Wade L'Estrange

Personal information
- Full name: Wade L'Estrange
- Born: 12 January 1980 (age 45)

Playing information
- Position: Hooker
Club
| Years | Team | Pld | T | G | FG | P |
| 2000 | Parramatta Eels | 6 | 0 | 0 | 0 | 0 |
- Source: As of 03 September 2019

= Wade L'Estrange =

Australian rugby league footballer and administrator

Wade L'Estrange (born 12 January 1980) is an Australian former professional rugby league footballer who played in the 2000s.
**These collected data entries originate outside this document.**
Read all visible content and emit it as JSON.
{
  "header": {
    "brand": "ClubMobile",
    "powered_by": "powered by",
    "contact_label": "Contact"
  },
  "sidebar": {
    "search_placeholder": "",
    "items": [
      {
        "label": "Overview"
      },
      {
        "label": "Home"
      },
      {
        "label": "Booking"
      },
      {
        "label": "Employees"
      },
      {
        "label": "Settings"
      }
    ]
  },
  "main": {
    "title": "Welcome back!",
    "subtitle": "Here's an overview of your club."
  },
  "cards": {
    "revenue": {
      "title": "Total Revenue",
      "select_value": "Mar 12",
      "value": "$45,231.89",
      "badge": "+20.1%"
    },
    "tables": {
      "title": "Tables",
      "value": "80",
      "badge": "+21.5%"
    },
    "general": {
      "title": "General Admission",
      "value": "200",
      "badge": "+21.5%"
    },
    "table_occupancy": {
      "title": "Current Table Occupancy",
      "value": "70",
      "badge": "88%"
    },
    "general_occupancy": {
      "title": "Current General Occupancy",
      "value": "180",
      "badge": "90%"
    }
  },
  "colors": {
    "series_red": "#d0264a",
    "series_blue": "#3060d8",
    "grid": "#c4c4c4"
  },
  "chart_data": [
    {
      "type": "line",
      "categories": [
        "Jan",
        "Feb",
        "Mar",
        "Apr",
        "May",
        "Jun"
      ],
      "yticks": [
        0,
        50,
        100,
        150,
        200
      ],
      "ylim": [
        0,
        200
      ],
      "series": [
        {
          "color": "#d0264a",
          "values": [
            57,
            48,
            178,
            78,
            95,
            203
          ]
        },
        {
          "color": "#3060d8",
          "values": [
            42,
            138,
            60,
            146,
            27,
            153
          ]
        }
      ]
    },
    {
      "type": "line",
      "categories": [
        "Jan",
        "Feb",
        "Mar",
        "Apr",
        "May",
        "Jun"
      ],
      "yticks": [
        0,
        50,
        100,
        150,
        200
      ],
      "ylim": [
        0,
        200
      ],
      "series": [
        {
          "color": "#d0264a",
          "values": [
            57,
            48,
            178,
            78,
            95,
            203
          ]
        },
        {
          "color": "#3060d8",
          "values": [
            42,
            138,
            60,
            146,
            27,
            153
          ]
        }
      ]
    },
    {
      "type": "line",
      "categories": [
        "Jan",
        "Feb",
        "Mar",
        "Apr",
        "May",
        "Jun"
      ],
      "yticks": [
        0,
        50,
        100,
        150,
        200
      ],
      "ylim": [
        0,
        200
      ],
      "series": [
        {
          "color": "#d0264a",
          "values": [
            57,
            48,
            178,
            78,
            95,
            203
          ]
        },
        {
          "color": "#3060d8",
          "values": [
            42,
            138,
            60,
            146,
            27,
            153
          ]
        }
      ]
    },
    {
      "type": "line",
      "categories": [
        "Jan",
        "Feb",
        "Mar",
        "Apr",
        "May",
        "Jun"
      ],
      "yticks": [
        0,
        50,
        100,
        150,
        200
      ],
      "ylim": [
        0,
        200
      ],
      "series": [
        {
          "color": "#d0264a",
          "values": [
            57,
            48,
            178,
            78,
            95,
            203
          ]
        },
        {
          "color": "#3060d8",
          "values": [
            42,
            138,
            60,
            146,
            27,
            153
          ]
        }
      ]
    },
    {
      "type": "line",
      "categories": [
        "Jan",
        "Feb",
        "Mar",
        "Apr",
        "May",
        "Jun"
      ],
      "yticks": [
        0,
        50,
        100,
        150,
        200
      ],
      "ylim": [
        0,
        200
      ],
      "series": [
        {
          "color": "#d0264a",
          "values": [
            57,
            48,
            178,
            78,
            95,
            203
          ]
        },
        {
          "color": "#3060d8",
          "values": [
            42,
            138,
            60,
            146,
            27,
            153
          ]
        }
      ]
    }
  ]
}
He played for Parramatta in the NRL competition.

==Playing career==
L'Estrange made his first grade debut for Parramatta against the Sydney Roosters in round 1 of the 2000 NRL season at Stadium Australia. L'Estrange played six games for Parramatta in his only season for the club. During the 2000 season, Parramatta were dubbed by the media as the "Baby Eels" as the average age of the squad was not exceeding 23 years old. They would eventually reach the preliminary final but fell short of a grand final appearance losing to the Brisbane Broncos.

After being released by Parramatta, L'Estrange played for CYMS Dubbo, The Entrance Tigers in the Ron Massey Cup and the Asquith Magpies.